Something about the way the dancers’ bodies moved made me feel weak. Not in a “coming down with the flu” way, but instead as if I was suddenly softening like candle wax. I looked around at faces similarly entranced. There was something so vulnerable about how the dancers moved to the music, with an intuition that gently chipped away at the world sitting on our collective shoulders.

During a December performance in New York, I watched Alvin Ailey dancers perform a piece called “Difference Between,” which was all at once energizing and melancholic.
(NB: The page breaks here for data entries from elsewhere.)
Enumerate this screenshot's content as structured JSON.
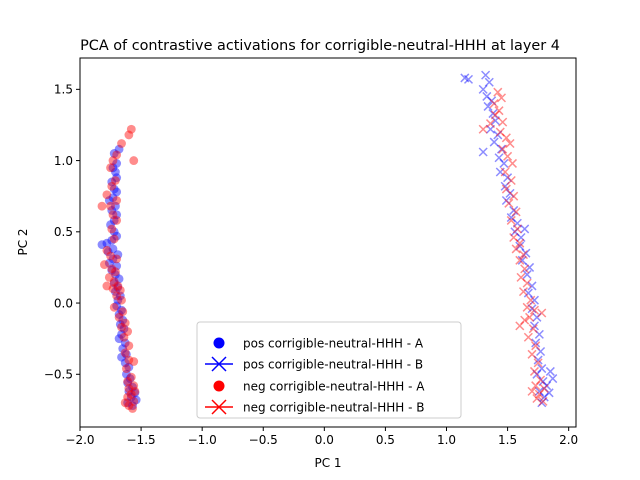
{
  "chart_data": {
    "type": "scatter",
    "title": "PCA of contrastive activations for corrigible-neutral-HHH at layer 4",
    "xlabel": "PC 1",
    "ylabel": "PC 2",
    "xlim": [
      -2.0,
      2.06
    ],
    "ylim": [
      -0.87,
      1.72
    ],
    "xticks": [
      -2.0,
      -1.5,
      -1.0,
      -0.5,
      0.0,
      0.5,
      1.0,
      1.5,
      2.0
    ],
    "xtick_labels": [
      "−2.0",
      "−1.5",
      "−1.0",
      "−0.5",
      "0.0",
      "0.5",
      "1.0",
      "1.5",
      "2.0"
    ],
    "yticks": [
      -0.5,
      0.0,
      0.5,
      1.0,
      1.5
    ],
    "ytick_labels": [
      "−0.5",
      "0.0",
      "0.5",
      "1.0",
      "1.5"
    ],
    "grid": false,
    "legend_position": "bottom-center",
    "colors": {
      "pos": "#0000ff",
      "neg": "#ff0000"
    },
    "series": [
      {
        "name": "pos corrigible-neutral-HHH - A",
        "marker": "circle",
        "color": "#0000ff",
        "points": [
          [
            -1.68,
            1.08
          ],
          [
            -1.72,
            1.05
          ],
          [
            -1.7,
            0.98
          ],
          [
            -1.73,
            0.95
          ],
          [
            -1.71,
            0.92
          ],
          [
            -1.7,
            0.88
          ],
          [
            -1.74,
            0.85
          ],
          [
            -1.72,
            0.8
          ],
          [
            -1.7,
            0.78
          ],
          [
            -1.73,
            0.74
          ],
          [
            -1.76,
            0.72
          ],
          [
            -1.71,
            0.68
          ],
          [
            -1.74,
            0.65
          ],
          [
            -1.7,
            0.62
          ],
          [
            -1.72,
            0.58
          ],
          [
            -1.75,
            0.55
          ],
          [
            -1.72,
            0.5
          ],
          [
            -1.7,
            0.47
          ],
          [
            -1.74,
            0.44
          ],
          [
            -1.78,
            0.42
          ],
          [
            -1.82,
            0.41
          ],
          [
            -1.73,
            0.38
          ],
          [
            -1.77,
            0.36
          ],
          [
            -1.69,
            0.34
          ],
          [
            -1.73,
            0.31
          ],
          [
            -1.76,
            0.28
          ],
          [
            -1.7,
            0.26
          ],
          [
            -1.74,
            0.23
          ],
          [
            -1.71,
            0.2
          ],
          [
            -1.68,
            0.17
          ],
          [
            -1.72,
            0.14
          ],
          [
            -1.69,
            0.11
          ],
          [
            -1.71,
            0.08
          ],
          [
            -1.67,
            0.05
          ],
          [
            -1.69,
            0.02
          ],
          [
            -1.7,
            -0.02
          ],
          [
            -1.66,
            -0.05
          ],
          [
            -1.68,
            -0.08
          ],
          [
            -1.65,
            -0.12
          ],
          [
            -1.67,
            -0.15
          ],
          [
            -1.64,
            -0.18
          ],
          [
            -1.66,
            -0.22
          ],
          [
            -1.68,
            -0.25
          ],
          [
            -1.63,
            -0.28
          ],
          [
            -1.65,
            -0.32
          ],
          [
            -1.62,
            -0.36
          ],
          [
            -1.66,
            -0.38
          ],
          [
            -1.63,
            -0.42
          ],
          [
            -1.6,
            -0.45
          ],
          [
            -1.62,
            -0.5
          ],
          [
            -1.59,
            -0.53
          ],
          [
            -1.61,
            -0.56
          ],
          [
            -1.57,
            -0.59
          ],
          [
            -1.6,
            -0.62
          ],
          [
            -1.55,
            -0.63
          ],
          [
            -1.58,
            -0.66
          ],
          [
            -1.54,
            -0.68
          ],
          [
            -1.61,
            -0.7
          ],
          [
            -1.57,
            -0.72
          ]
        ]
      },
      {
        "name": "pos corrigible-neutral-HHH - B",
        "marker": "x",
        "color": "#0000ff",
        "points": [
          [
            1.15,
            1.58
          ],
          [
            1.18,
            1.57
          ],
          [
            1.32,
            1.6
          ],
          [
            1.35,
            1.55
          ],
          [
            1.3,
            1.5
          ],
          [
            1.33,
            1.45
          ],
          [
            1.37,
            1.42
          ],
          [
            1.34,
            1.38
          ],
          [
            1.38,
            1.33
          ],
          [
            1.4,
            1.28
          ],
          [
            1.36,
            1.22
          ],
          [
            1.42,
            1.18
          ],
          [
            1.39,
            1.13
          ],
          [
            1.45,
            1.08
          ],
          [
            1.3,
            1.06
          ],
          [
            1.43,
            1.02
          ],
          [
            1.47,
            0.98
          ],
          [
            1.44,
            0.92
          ],
          [
            1.5,
            0.88
          ],
          [
            1.48,
            0.82
          ],
          [
            1.52,
            0.77
          ],
          [
            1.49,
            0.72
          ],
          [
            1.55,
            0.65
          ],
          [
            1.53,
            0.6
          ],
          [
            1.58,
            0.56
          ],
          [
            1.56,
            0.5
          ],
          [
            1.61,
            0.46
          ],
          [
            1.64,
            0.52
          ],
          [
            1.6,
            0.4
          ],
          [
            1.65,
            0.35
          ],
          [
            1.62,
            0.3
          ],
          [
            1.68,
            0.25
          ],
          [
            1.66,
            0.2
          ],
          [
            1.7,
            0.12
          ],
          [
            1.67,
            0.07
          ],
          [
            1.72,
            0.02
          ],
          [
            1.7,
            -0.04
          ],
          [
            1.74,
            -0.1
          ],
          [
            1.72,
            -0.16
          ],
          [
            1.76,
            -0.22
          ],
          [
            1.73,
            -0.28
          ],
          [
            1.77,
            -0.34
          ],
          [
            1.75,
            -0.4
          ],
          [
            1.78,
            -0.46
          ],
          [
            1.74,
            -0.5
          ],
          [
            1.79,
            -0.55
          ],
          [
            1.82,
            -0.58
          ],
          [
            1.76,
            -0.62
          ],
          [
            1.8,
            -0.66
          ],
          [
            1.85,
            -0.48
          ],
          [
            1.87,
            -0.53
          ],
          [
            1.84,
            -0.63
          ],
          [
            1.78,
            -0.7
          ]
        ]
      },
      {
        "name": "neg corrigible-neutral-HHH - A",
        "marker": "circle",
        "color": "#ff0000",
        "points": [
          [
            -1.58,
            1.22
          ],
          [
            -1.6,
            1.18
          ],
          [
            -1.66,
            1.12
          ],
          [
            -1.7,
            1.04
          ],
          [
            -1.73,
            1.0
          ],
          [
            -1.56,
            1.0
          ],
          [
            -1.75,
            0.95
          ],
          [
            -1.71,
            0.86
          ],
          [
            -1.74,
            0.82
          ],
          [
            -1.78,
            0.76
          ],
          [
            -1.7,
            0.72
          ],
          [
            -1.75,
            0.68
          ],
          [
            -1.82,
            0.68
          ],
          [
            -1.73,
            0.62
          ],
          [
            -1.7,
            0.58
          ],
          [
            -1.74,
            0.52
          ],
          [
            -1.72,
            0.45
          ],
          [
            -1.78,
            0.37
          ],
          [
            -1.75,
            0.33
          ],
          [
            -1.7,
            0.31
          ],
          [
            -1.8,
            0.27
          ],
          [
            -1.74,
            0.24
          ],
          [
            -1.71,
            0.22
          ],
          [
            -1.76,
            0.18
          ],
          [
            -1.72,
            0.15
          ],
          [
            -1.69,
            0.12
          ],
          [
            -1.73,
            0.1
          ],
          [
            -1.78,
            0.12
          ],
          [
            -1.67,
            0.09
          ],
          [
            -1.7,
            0.05
          ],
          [
            -1.66,
            0.02
          ],
          [
            -1.72,
            -0.03
          ],
          [
            -1.65,
            -0.06
          ],
          [
            -1.68,
            -0.1
          ],
          [
            -1.63,
            -0.14
          ],
          [
            -1.66,
            -0.17
          ],
          [
            -1.61,
            -0.2
          ],
          [
            -1.64,
            -0.24
          ],
          [
            -1.6,
            -0.3
          ],
          [
            -1.63,
            -0.35
          ],
          [
            -1.6,
            -0.4
          ],
          [
            -1.62,
            -0.46
          ],
          [
            -1.58,
            -0.52
          ],
          [
            -1.61,
            -0.55
          ],
          [
            -1.56,
            -0.58
          ],
          [
            -1.6,
            -0.6
          ],
          [
            -1.55,
            -0.62
          ],
          [
            -1.58,
            -0.64
          ],
          [
            -1.61,
            -0.66
          ],
          [
            -1.56,
            -0.69
          ],
          [
            -1.6,
            -0.72
          ],
          [
            -1.57,
            -0.74
          ],
          [
            -1.63,
            -0.7
          ],
          [
            -1.56,
            -0.41
          ]
        ]
      },
      {
        "name": "neg corrigible-neutral-HHH - B",
        "marker": "x",
        "color": "#ff0000",
        "points": [
          [
            1.42,
            1.48
          ],
          [
            1.45,
            1.44
          ],
          [
            1.39,
            1.4
          ],
          [
            1.43,
            1.35
          ],
          [
            1.4,
            1.32
          ],
          [
            1.46,
            1.27
          ],
          [
            1.36,
            1.26
          ],
          [
            1.44,
            1.2
          ],
          [
            1.3,
            1.22
          ],
          [
            1.49,
            1.16
          ],
          [
            1.52,
            1.12
          ],
          [
            1.46,
            1.08
          ],
          [
            1.5,
            1.03
          ],
          [
            1.54,
            0.98
          ],
          [
            1.48,
            0.92
          ],
          [
            1.53,
            0.86
          ],
          [
            1.49,
            0.8
          ],
          [
            1.55,
            0.75
          ],
          [
            1.51,
            0.7
          ],
          [
            1.57,
            0.64
          ],
          [
            1.53,
            0.58
          ],
          [
            1.58,
            0.52
          ],
          [
            1.55,
            0.46
          ],
          [
            1.6,
            0.42
          ],
          [
            1.57,
            0.38
          ],
          [
            1.63,
            0.34
          ],
          [
            1.6,
            0.3
          ],
          [
            1.64,
            0.24
          ],
          [
            1.61,
            0.18
          ],
          [
            1.66,
            0.14
          ],
          [
            1.63,
            0.08
          ],
          [
            1.69,
            0.02
          ],
          [
            1.66,
            -0.03
          ],
          [
            1.72,
            -0.05
          ],
          [
            1.78,
            -0.07
          ],
          [
            1.68,
            -0.1
          ],
          [
            1.64,
            -0.12
          ],
          [
            1.6,
            -0.16
          ],
          [
            1.71,
            -0.18
          ],
          [
            1.67,
            -0.24
          ],
          [
            1.73,
            -0.3
          ],
          [
            1.7,
            -0.36
          ],
          [
            1.75,
            -0.42
          ],
          [
            1.72,
            -0.48
          ],
          [
            1.77,
            -0.54
          ],
          [
            1.73,
            -0.58
          ],
          [
            1.7,
            -0.62
          ],
          [
            1.76,
            -0.64
          ],
          [
            1.8,
            -0.6
          ],
          [
            1.74,
            -0.67
          ],
          [
            1.79,
            -0.69
          ]
        ]
      }
    ]
  }
}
I had no idea what the choreography meant to convey — I’m, after all, not a “dance person” — but I was somehow seeing and hearing moments of longing and fear, and later in the piece, a reckoning with a beautiful new beginning.

“We have our ups and our downs as dancers, and we are so lucky and blessed to have work that we can pour ourselves into — that we can use our personal experience to enrich the movement and the story that has already been given to us,” says Samantha Figgins, of the Alvin Ailey American Dance Theater and one of the dancers I was watching on stage. “What a gift it is, for us.”

Months later, when I got to sit down and chat with Figgins, she agreed that the piece I watched, choreographed by Matthew Neenan, was profoundly emotional. “I think it’s a piece about longing, traveling and migration as well — those journeys that we all go through,” she says. “There can be a lot of grief there. You might be leaving behind family, relationships, or even a version of yourself.”